Physics Personal Statement
Ever since I began to study physics, I have consistently received high grades. Likewise, I have always excelled in mathematics. However, whilst I am proud of my performance in these two subjects, my attachment to them goes much deeper than the satisfaction that I have gained from being awarded top marks in them. On one level, the subjects provide me with a great intellectual satisfaction. Problem-solving is a deeply ingrained feature of my personality, and in my experience no subjects are as capable of providing problems whose solutions demand a combination of methodical thinking and spontaneous inspiration as mathematics and physics. Just as importantly, I never cease to be fascinated by how both physics and mathematics – the latter generally being perceived as an abstract discipline – can explain so much of the world around us. Indeed, I enjoy the inter-relation of these two disciplines. Mathematics provides the basic conceptual building blocks through which physics can be understood. In turn, the principles of physics can be witnessed in action in every aspect of life.
Although many areas of physics greatly interest me, if pushed to select a favourite I would choose electromagnetism. It fascinates me how this phenomenon can on the one hand produce effects that seem physically impossible, yet at the same time it is, aside from gravity, the most pervasive force in the world around us. From a more practical point of view, the scientific and technological advances that have come about as a result of our understanding of electromagnetism also captivate my imagination. Given my love of physics, it will perhaps come as no surprise that mechanics is the area of mathematics that most interests me. At the same time, however, I am also strongly interested in pure mathematics, in particular algebra.
A recent week of work experience at a hospital has further stimulated my interest in maths and physics. During the placement I was shown a variety of pieces of modern medical technology, such as MRI and CAT scanners.
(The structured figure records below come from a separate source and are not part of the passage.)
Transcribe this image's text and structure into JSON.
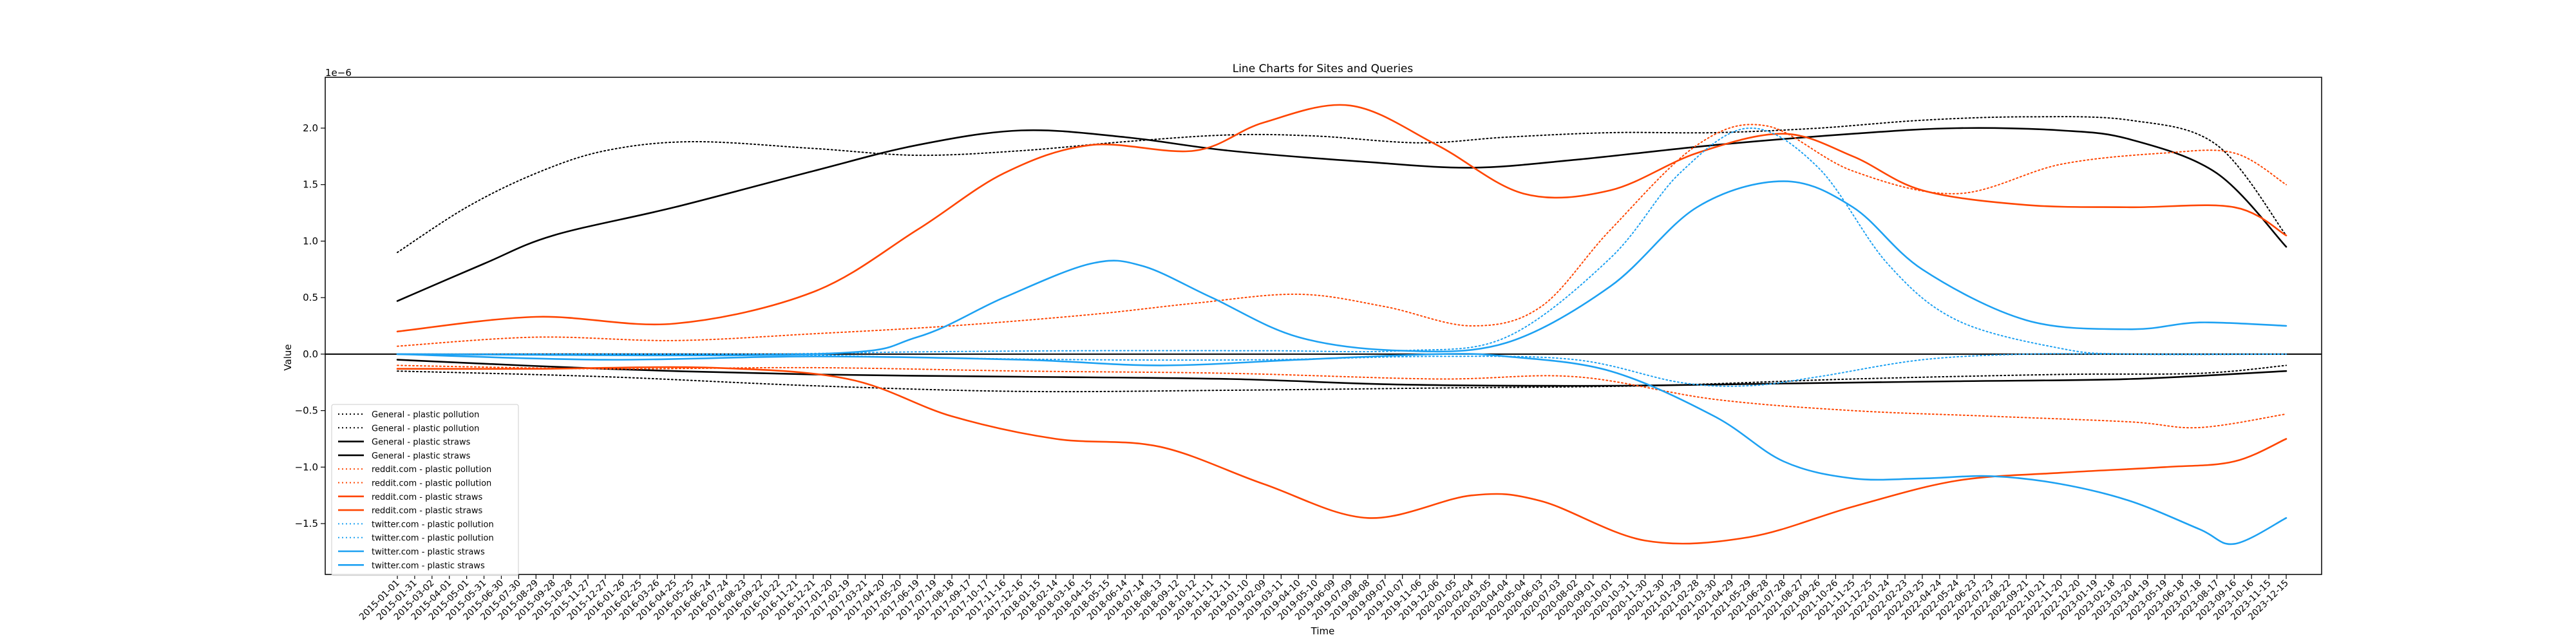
{
  "chart_data": {
    "type": "line",
    "title": "Line Charts for Sites and Queries",
    "xlabel": "Time",
    "ylabel": "Value",
    "y_offset_label": "1e−6",
    "ylim": [
      -1.95,
      2.45
    ],
    "yticks": [
      -1.5,
      -1.0,
      -0.5,
      0.0,
      0.5,
      1.0,
      1.5,
      2.0
    ],
    "ytick_labels": [
      "−1.5",
      "−1.0",
      "−0.5",
      "0.0",
      "0.5",
      "1.0",
      "1.5",
      "2.0"
    ],
    "grid": false,
    "legend_position": "lower-left",
    "x": [
      "2015-01-01",
      "2015-01-31",
      "2015-03-02",
      "2015-04-01",
      "2015-05-01",
      "2015-05-31",
      "2015-06-30",
      "2015-07-30",
      "2015-08-29",
      "2015-09-28",
      "2015-10-28",
      "2015-11-27",
      "2015-12-27",
      "2016-01-26",
      "2016-02-25",
      "2016-03-26",
      "2016-04-25",
      "2016-05-25",
      "2016-06-24",
      "2016-07-24",
      "2016-08-23",
      "2016-09-22",
      "2016-10-22",
      "2016-11-21",
      "2016-12-21",
      "2017-01-20",
      "2017-02-19",
      "2017-03-21",
      "2017-04-20",
      "2017-05-20",
      "2017-06-19",
      "2017-07-19",
      "2017-08-18",
      "2017-09-17",
      "2017-10-17",
      "2017-11-16",
      "2017-12-16",
      "2018-01-15",
      "2018-02-14",
      "2018-03-16",
      "2018-04-15",
      "2018-05-15",
      "2018-06-14",
      "2018-07-14",
      "2018-08-13",
      "2018-09-12",
      "2018-10-12",
      "2018-11-11",
      "2018-12-11",
      "2019-01-10",
      "2019-02-09",
      "2019-03-11",
      "2019-04-10",
      "2019-05-10",
      "2019-06-09",
      "2019-07-09",
      "2019-08-08",
      "2019-09-07",
      "2019-10-07",
      "2019-11-06",
      "2019-12-06",
      "2020-01-05",
      "2020-02-04",
      "2020-03-05",
      "2020-04-04",
      "2020-05-04",
      "2020-06-03",
      "2020-07-03",
      "2020-08-02",
      "2020-09-01",
      "2020-10-01",
      "2020-10-31",
      "2020-11-30",
      "2020-12-30",
      "2021-01-29",
      "2021-02-28",
      "2021-03-30",
      "2021-04-29",
      "2021-05-29",
      "2021-06-28",
      "2021-07-28",
      "2021-08-27",
      "2021-09-26",
      "2021-10-26",
      "2021-11-25",
      "2021-12-25",
      "2022-01-24",
      "2022-02-23",
      "2022-03-25",
      "2022-04-24",
      "2022-05-24",
      "2022-06-23",
      "2022-07-23",
      "2022-08-22",
      "2022-09-21",
      "2022-10-21",
      "2022-11-20",
      "2022-12-20",
      "2023-01-19",
      "2023-02-18",
      "2023-03-20",
      "2023-04-19",
      "2023-05-19",
      "2023-06-18",
      "2023-07-18",
      "2023-08-17",
      "2023-09-16",
      "2023-10-16",
      "2023-11-15",
      "2023-12-15"
    ],
    "series": [
      {
        "name": "General - plastic pollution",
        "color": "#000000",
        "style": "dotted",
        "points": [
          [
            0,
            0.9
          ],
          [
            4,
            1.3
          ],
          [
            8,
            1.6
          ],
          [
            12,
            1.8
          ],
          [
            17,
            1.88
          ],
          [
            24,
            1.82
          ],
          [
            30,
            1.76
          ],
          [
            36,
            1.8
          ],
          [
            42,
            1.88
          ],
          [
            48,
            1.94
          ],
          [
            53,
            1.93
          ],
          [
            59,
            1.87
          ],
          [
            64,
            1.92
          ],
          [
            70,
            1.96
          ],
          [
            76,
            1.96
          ],
          [
            82,
            2.0
          ],
          [
            88,
            2.07
          ],
          [
            94,
            2.1
          ],
          [
            100,
            2.07
          ],
          [
            105,
            1.85
          ],
          [
            109,
            1.05
          ]
        ]
      },
      {
        "name": "General - plastic pollution",
        "color": "#000000",
        "style": "dotted",
        "points": [
          [
            0,
            -0.15
          ],
          [
            12,
            -0.2
          ],
          [
            24,
            -0.28
          ],
          [
            36,
            -0.33
          ],
          [
            48,
            -0.32
          ],
          [
            60,
            -0.3
          ],
          [
            72,
            -0.28
          ],
          [
            84,
            -0.22
          ],
          [
            96,
            -0.18
          ],
          [
            104,
            -0.17
          ],
          [
            109,
            -0.1
          ]
        ]
      },
      {
        "name": "General - plastic straws",
        "color": "#000000",
        "style": "solid",
        "points": [
          [
            0,
            0.47
          ],
          [
            5,
            0.8
          ],
          [
            9,
            1.05
          ],
          [
            16,
            1.3
          ],
          [
            24,
            1.62
          ],
          [
            30,
            1.85
          ],
          [
            36,
            1.98
          ],
          [
            42,
            1.92
          ],
          [
            48,
            1.8
          ],
          [
            56,
            1.7
          ],
          [
            62,
            1.65
          ],
          [
            68,
            1.72
          ],
          [
            76,
            1.85
          ],
          [
            84,
            1.95
          ],
          [
            90,
            2.0
          ],
          [
            96,
            1.98
          ],
          [
            100,
            1.9
          ],
          [
            105,
            1.6
          ],
          [
            109,
            0.95
          ]
        ]
      },
      {
        "name": "General - plastic straws",
        "color": "#000000",
        "style": "solid",
        "points": [
          [
            0,
            -0.05
          ],
          [
            12,
            -0.13
          ],
          [
            24,
            -0.18
          ],
          [
            36,
            -0.2
          ],
          [
            48,
            -0.22
          ],
          [
            58,
            -0.27
          ],
          [
            70,
            -0.28
          ],
          [
            80,
            -0.26
          ],
          [
            90,
            -0.24
          ],
          [
            100,
            -0.22
          ],
          [
            109,
            -0.15
          ]
        ]
      },
      {
        "name": "reddit.com - plastic pollution",
        "color": "#ff4500",
        "style": "dotted",
        "points": [
          [
            0,
            0.07
          ],
          [
            8,
            0.15
          ],
          [
            16,
            0.12
          ],
          [
            24,
            0.18
          ],
          [
            32,
            0.25
          ],
          [
            40,
            0.35
          ],
          [
            46,
            0.45
          ],
          [
            52,
            0.53
          ],
          [
            57,
            0.42
          ],
          [
            62,
            0.25
          ],
          [
            66,
            0.42
          ],
          [
            70,
            1.1
          ],
          [
            75,
            1.85
          ],
          [
            79,
            2.02
          ],
          [
            84,
            1.62
          ],
          [
            90,
            1.42
          ],
          [
            96,
            1.68
          ],
          [
            102,
            1.78
          ],
          [
            106,
            1.78
          ],
          [
            109,
            1.5
          ]
        ]
      },
      {
        "name": "reddit.com - plastic pollution",
        "color": "#ff4500",
        "style": "dotted",
        "points": [
          [
            0,
            -0.1
          ],
          [
            12,
            -0.13
          ],
          [
            24,
            -0.12
          ],
          [
            36,
            -0.15
          ],
          [
            48,
            -0.17
          ],
          [
            60,
            -0.22
          ],
          [
            68,
            -0.2
          ],
          [
            76,
            -0.4
          ],
          [
            84,
            -0.5
          ],
          [
            92,
            -0.55
          ],
          [
            100,
            -0.6
          ],
          [
            104,
            -0.65
          ],
          [
            109,
            -0.53
          ]
        ]
      },
      {
        "name": "reddit.com - plastic straws",
        "color": "#ff4500",
        "style": "solid",
        "points": [
          [
            0,
            0.2
          ],
          [
            8,
            0.33
          ],
          [
            16,
            0.27
          ],
          [
            24,
            0.55
          ],
          [
            30,
            1.1
          ],
          [
            35,
            1.6
          ],
          [
            40,
            1.85
          ],
          [
            46,
            1.8
          ],
          [
            50,
            2.05
          ],
          [
            55,
            2.2
          ],
          [
            60,
            1.85
          ],
          [
            65,
            1.42
          ],
          [
            70,
            1.45
          ],
          [
            75,
            1.78
          ],
          [
            80,
            1.95
          ],
          [
            84,
            1.75
          ],
          [
            88,
            1.45
          ],
          [
            94,
            1.32
          ],
          [
            100,
            1.3
          ],
          [
            106,
            1.3
          ],
          [
            109,
            1.05
          ]
        ]
      },
      {
        "name": "reddit.com - plastic straws",
        "color": "#ff4500",
        "style": "solid",
        "points": [
          [
            0,
            -0.13
          ],
          [
            8,
            -0.13
          ],
          [
            18,
            -0.12
          ],
          [
            26,
            -0.22
          ],
          [
            32,
            -0.55
          ],
          [
            38,
            -0.75
          ],
          [
            44,
            -0.82
          ],
          [
            50,
            -1.15
          ],
          [
            56,
            -1.45
          ],
          [
            62,
            -1.25
          ],
          [
            66,
            -1.3
          ],
          [
            72,
            -1.65
          ],
          [
            78,
            -1.62
          ],
          [
            84,
            -1.35
          ],
          [
            90,
            -1.12
          ],
          [
            96,
            -1.05
          ],
          [
            102,
            -1.0
          ],
          [
            106,
            -0.95
          ],
          [
            109,
            -0.75
          ]
        ]
      },
      {
        "name": "twitter.com - plastic pollution",
        "color": "#1da1f2",
        "style": "dotted",
        "points": [
          [
            0,
            0.0
          ],
          [
            20,
            0.0
          ],
          [
            30,
            0.02
          ],
          [
            40,
            0.03
          ],
          [
            50,
            0.03
          ],
          [
            58,
            0.03
          ],
          [
            64,
            0.15
          ],
          [
            70,
            0.85
          ],
          [
            74,
            1.6
          ],
          [
            78,
            2.0
          ],
          [
            82,
            1.65
          ],
          [
            86,
            0.8
          ],
          [
            90,
            0.3
          ],
          [
            96,
            0.05
          ],
          [
            100,
            0.0
          ],
          [
            109,
            0.0
          ]
        ]
      },
      {
        "name": "twitter.com - plastic pollution",
        "color": "#1da1f2",
        "style": "dotted",
        "points": [
          [
            0,
            0.0
          ],
          [
            20,
            0.0
          ],
          [
            30,
            -0.03
          ],
          [
            40,
            -0.05
          ],
          [
            50,
            -0.05
          ],
          [
            60,
            -0.02
          ],
          [
            68,
            -0.05
          ],
          [
            74,
            -0.25
          ],
          [
            78,
            -0.28
          ],
          [
            82,
            -0.2
          ],
          [
            88,
            -0.05
          ],
          [
            94,
            0.0
          ],
          [
            100,
            0.0
          ],
          [
            109,
            0.0
          ]
        ]
      },
      {
        "name": "twitter.com - plastic straws",
        "color": "#1da1f2",
        "style": "solid",
        "points": [
          [
            0,
            0.0
          ],
          [
            24,
            0.0
          ],
          [
            30,
            0.15
          ],
          [
            35,
            0.5
          ],
          [
            40,
            0.8
          ],
          [
            43,
            0.78
          ],
          [
            47,
            0.5
          ],
          [
            52,
            0.15
          ],
          [
            58,
            0.03
          ],
          [
            64,
            0.1
          ],
          [
            70,
            0.6
          ],
          [
            75,
            1.3
          ],
          [
            80,
            1.53
          ],
          [
            84,
            1.3
          ],
          [
            88,
            0.75
          ],
          [
            94,
            0.3
          ],
          [
            100,
            0.22
          ],
          [
            104,
            0.28
          ],
          [
            109,
            0.25
          ]
        ]
      },
      {
        "name": "twitter.com - plastic straws",
        "color": "#1da1f2",
        "style": "solid",
        "points": [
          [
            0,
            0.0
          ],
          [
            12,
            -0.05
          ],
          [
            24,
            -0.02
          ],
          [
            36,
            -0.05
          ],
          [
            44,
            -0.1
          ],
          [
            52,
            -0.05
          ],
          [
            60,
            0.0
          ],
          [
            64,
            -0.02
          ],
          [
            70,
            -0.15
          ],
          [
            76,
            -0.55
          ],
          [
            80,
            -0.95
          ],
          [
            84,
            -1.1
          ],
          [
            88,
            -1.1
          ],
          [
            92,
            -1.08
          ],
          [
            96,
            -1.15
          ],
          [
            100,
            -1.3
          ],
          [
            104,
            -1.55
          ],
          [
            106,
            -1.68
          ],
          [
            109,
            -1.45
          ]
        ]
      }
    ]
  }
}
I was struck by how, at root, such devices have been made possible by discoveries that have been made in the pure sciences, which in turn have been given practical applications by applied researchers. Seeing the machines in action therefore gave me a sense of the way that maths and physics can be applied in the real world to make it a better place. Indeed, I hope that through my studies at university I will one day be able to make a similar contribution. At present, I am particularly interested in research into the technologies behind renewable energy, and would one day like to be involved in research in this field.
I like to balance my interests in science with a range of activities outside of the classroom. I have been working as a store assistant in a high-street clothes chain. The demands of the job, such as continually making sure the store is tidy and the displays are correctly stocked, have instilled a solid work ethic in me. Dealing with difficult customers has also developed my problem-solving skills and improved my patience. On a more enjoyable note, I recently completed the Duke of Edinburgh Gold award, which pushed me outside of my comfort zone and also allowed me to improve my teamwork skills. I am a sub-officer in the Girls’ Brigade. In this position I am responsible for the welfare of the girls, as well as for organizing the night activities that the group carries out. Whilst it is at times a challenging role, I enjoy the level of responsibility that it requires, and feel that it has also helped prepare me for various aspects of university life, such as being able to work in a group and relate to people from different backgrounds. Finally, I enjoy swimming, and recently achieved the bronze medallion award. I hope to make use of this qualification in the future to volunteer as a life guard.